Pourquoi ça ne fait pas parti de mes meilleurs souvenirs… (rires) Je ne suis pas rentré chez SNK de gaîté de cœur. A l’origine, je travaillais pour NASCA, le développeur de la série Metal Slug,  une filiale de SNK qui a, ensuite, été réabsorbée. Comme vous le savez, SNK produisait énormément de jeux de baston, comme les King Of Fighters ou les Fatal Fury. Et ce n’était pas du tout le genre de jeux que je voulais créer… Je n’étais pas là par choix et pourtant j’étais obligé de travailler sur des jeux qui ne m’intéressaient pas. Ce n’est pas parce que SNK était une mauvaise compagnie que je suis parti, mais tout simplement parce que les plans à moyens et longs termes ne concernaient que l’exploitation de licences de combat en arcade. Je suis juste parti chez Capcom parce que le format console me semblait plus à même de véhiculer mes idées. Je n’ai rien contre SNK, j’y ai encore des amis, mais l’entreprise ne me correspondait pas du tout. Voilà tout.

Pourquoi avoir postulé à Capcom ? Pour Resident Evil ?

Oui, pour Resident Evil ! Pendant une pause, alors que je travaillais toujours chez SNK, j’ouvre Famitsu (NDLR : magazine de jeu vidéo leader au Japon) et je vois une annonce de recrutement pour le prochain Resident Evil, le 2 venant tout juste de sortir. Je me suis dit : «  C’est ma chance ! ». J’ai postulé et j’ai été pris.

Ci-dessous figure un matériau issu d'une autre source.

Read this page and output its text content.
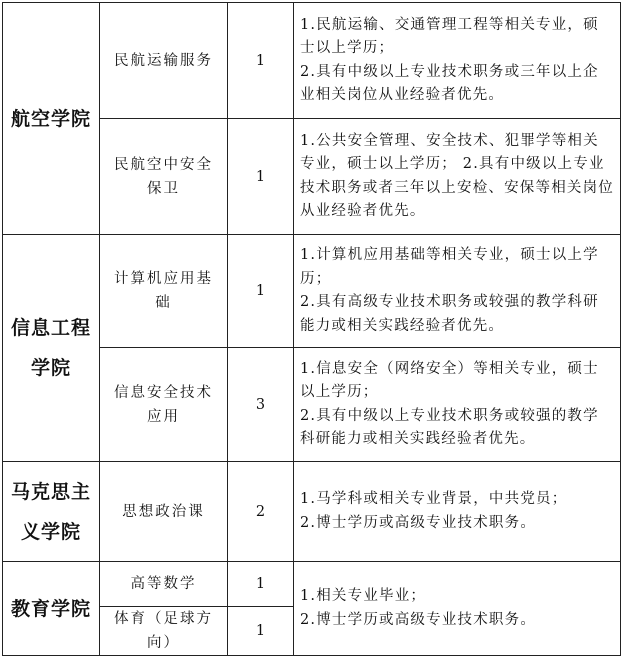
航空学院	民航运输服务	1	1.民航运输、交通管理工程等相关专业，硕士以上学历；
2.具有中级以上专业技术职务或三年以上企业相关岗位从业经验者优先。

	民航空中安全保卫	1	1.公共安全管理、安全技术、犯罪学等相关专业，硕士以上学历； 2.具有中级以上专业技术职务或者三年以上安检、安保等相关岗位从业经验者优先。

信息工程学院	计算机应用基础	1	1.计算机应用基础等相关专业，硕士以上学历；
2.具有高级专业技术职务或较强的教学科研能力或相关实践经验者优先。

	信息安全技术应用	3	1.信息安全（网络安全）等相关专业，硕士以上学历；
2.具有中级以上专业技术职务或较强的教学科研能力或相关实践经验者优先。

马克思主义学院	思想政治课	2	1.马学科或相关专业背景，中共党员；
2.博士学历或高级专业技术职务。

教育学院	高等数学	1	1.相关专业毕业；
2.博士学历或高级专业技术职务。

	体育（足球方向）	1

Avez-vous été frustré alors de ne jamais réellement participer au développement d’un Resident Evil ?

Lorsque j’ai passé mon entretien d’embauche, on m’a dit : « Votre profil nous intéresse beaucoup, mais nous pensons que vous seriez mieux dans une autre équipe que celle de Resident Evil, mais toujours en tant que producteur. » J’ai eu beau insister pour intégrer l’équipe de Resident Evil,  j’ai fini par atterrir dans une autre équipe. En fait, à produire d’autres jeux qui étaient finalement miens, ça m’a permis de ne pas me sentir frustré…

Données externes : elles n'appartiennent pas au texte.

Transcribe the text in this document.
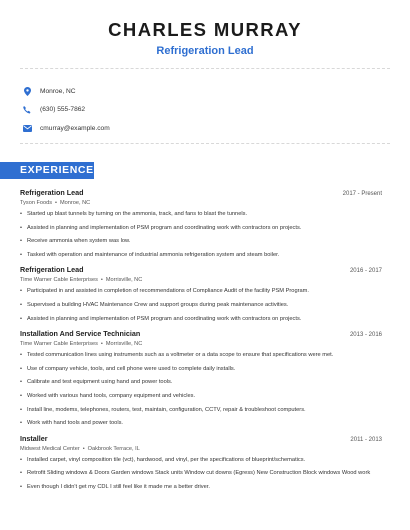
CHARLES MURRAY
Refrigeration Lead
Monroe, NC
(630) 555-7862
cmurray@example.com
EXPERIENCE
Refrigeration Lead	2017 - Present
Tyson Foods • Monroe, NC
• Started up blast tunnels by turning on the ammonia, track, and fans to blast the tunnels.
• Assisted in planning and implementation of PSM program and coordinating work with contractors on projects.
• Receive ammonia when system was low.
• Tasked with operation and maintenance of industrial ammonia refrigeration system and steam boiler.
Refrigeration Lead	2016 - 2017
Time Warner Cable Enterprises • Morrisville, NC
• Participated in and assisted in completion of recommendations of Compliance Audit of the facility PSM Program.
• Supervised a building HVAC Maintenance Crew and support groups during peak maintenance activities.
• Assisted in planning and implementation of PSM program and coordinating work with contractors on projects.
Installation And Service Technician	2013 - 2016
Time Warner Cable Enterprises • Morrisville, NC
• Tested communication lines using instruments such as a voltmeter or a data scope to ensure that specifications were met.
• Use of company vehicle, tools, and cell phone were used to complete daily installs.
• Calibrate and test equipment using hand and power tools.
• Worked with various hand tools, company equipment and vehicles.
• Install line, modems, telephones, routers, test, maintain, configuration, CCTV, repair & troubleshoot computers.
• Work with hand tools and power tools.
Installer	2011 - 2013
Midwest Medical Center • Oakbrook Terrace, IL
• Installed carpet, vinyl composition tile (vct), hardwood, and vinyl, per the specifications of blueprint/schematics.
• Retrofit Sliding windows & Doors Garden windows Stack units Window cut downs (Egress) New Construction Block windows Wood work
• Even though I didn't get my CDL I still feel like it made me a better driver.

Pour quelles raisons avoir créé Clover ?

A l’époque, chez Capcom, le mot d’ordre était d’exploiter les séries qui existaient déjà. Moi, j’étais plutôt pour créer de nouvelles choses, imaginer de nouveaux défis, se lancer dans de nouveaux challenges. La situation ne me convenait absolument pas. J’ai donc proposé de fonder un studio à part qui ne travaillerait que sur des idées originales. Je ne pense pas qu’on puisse faire le même jeu indéfiniment, il faut un souffle de créativité. Clover, c’était un peu ça.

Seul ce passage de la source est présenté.